For whatever reason, Eitan’s mouth twisted. He took a quick swig of beer, dabbed the foam off his upper lip a little forcefully. “What’d your family think of that?”
Akiva’s hand went tense around the stem of his wineglass. “We’re not really close anymore. Not because of me being queer.” Just because of everything else .
“I’m sorry to hear that,” Eitan said. “Unless it’s a good thing?”
“Mostly my fault.” Akiva didn’t care to elaborate, so he didn’t. He’d get paid the same rate either way.
“You must have had a good reason then,” Eitan said.
Nothing about this date was supposed to be real, except the wine, the food, the way Eitan kept saying things like that.
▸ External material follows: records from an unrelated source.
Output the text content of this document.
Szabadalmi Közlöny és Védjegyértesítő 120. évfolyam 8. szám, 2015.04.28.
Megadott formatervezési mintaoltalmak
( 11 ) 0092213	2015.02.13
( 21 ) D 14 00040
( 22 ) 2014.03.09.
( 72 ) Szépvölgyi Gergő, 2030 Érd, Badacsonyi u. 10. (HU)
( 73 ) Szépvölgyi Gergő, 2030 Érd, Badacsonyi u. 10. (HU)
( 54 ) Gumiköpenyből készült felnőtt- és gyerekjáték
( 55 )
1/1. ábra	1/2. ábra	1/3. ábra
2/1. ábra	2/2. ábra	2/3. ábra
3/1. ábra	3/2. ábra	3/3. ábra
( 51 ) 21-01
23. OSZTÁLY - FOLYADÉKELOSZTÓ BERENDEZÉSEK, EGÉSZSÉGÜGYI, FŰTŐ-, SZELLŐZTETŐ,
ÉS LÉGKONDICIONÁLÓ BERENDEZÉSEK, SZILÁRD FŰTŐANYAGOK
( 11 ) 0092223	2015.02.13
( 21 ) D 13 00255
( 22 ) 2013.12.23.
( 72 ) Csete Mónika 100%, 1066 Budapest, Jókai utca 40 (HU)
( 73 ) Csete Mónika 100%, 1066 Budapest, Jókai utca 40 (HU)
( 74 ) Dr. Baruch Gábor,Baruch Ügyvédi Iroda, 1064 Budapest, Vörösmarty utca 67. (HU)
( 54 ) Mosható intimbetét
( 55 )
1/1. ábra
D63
Casual declarations that Akiva should box up like leftovers and unpack in the safety of his house, far from the restaurant and the candle-lit glow of Eitan’s eyes and the hesitation in his smile. “It’s been a long time,” Akiva said.
Eitan shrugged. “Still.” As if he knew time didn’t always make things easier.
“What do your parents think about”—Akiva gestured between them—“you dating a man?”
“Not about me dating you ?”
“We’re not really dating.”
Eitan’s mouth twisted. “I think they were surprised at the whole press conference thing. Maybe not as surprised as I was expecting.” He cut through another ravioli. Egg yolk, sunshine yellow, trickled onto his plate. “Hell, I was surprised I said something, even as I was saying it.”
“Are you sorry you did?”
Eitan gave him another look, this one glowing and hopeful in a way Akiva didn’t have within him to extinguish. “No,” Eitan said. “No, I don’t regret a thing.”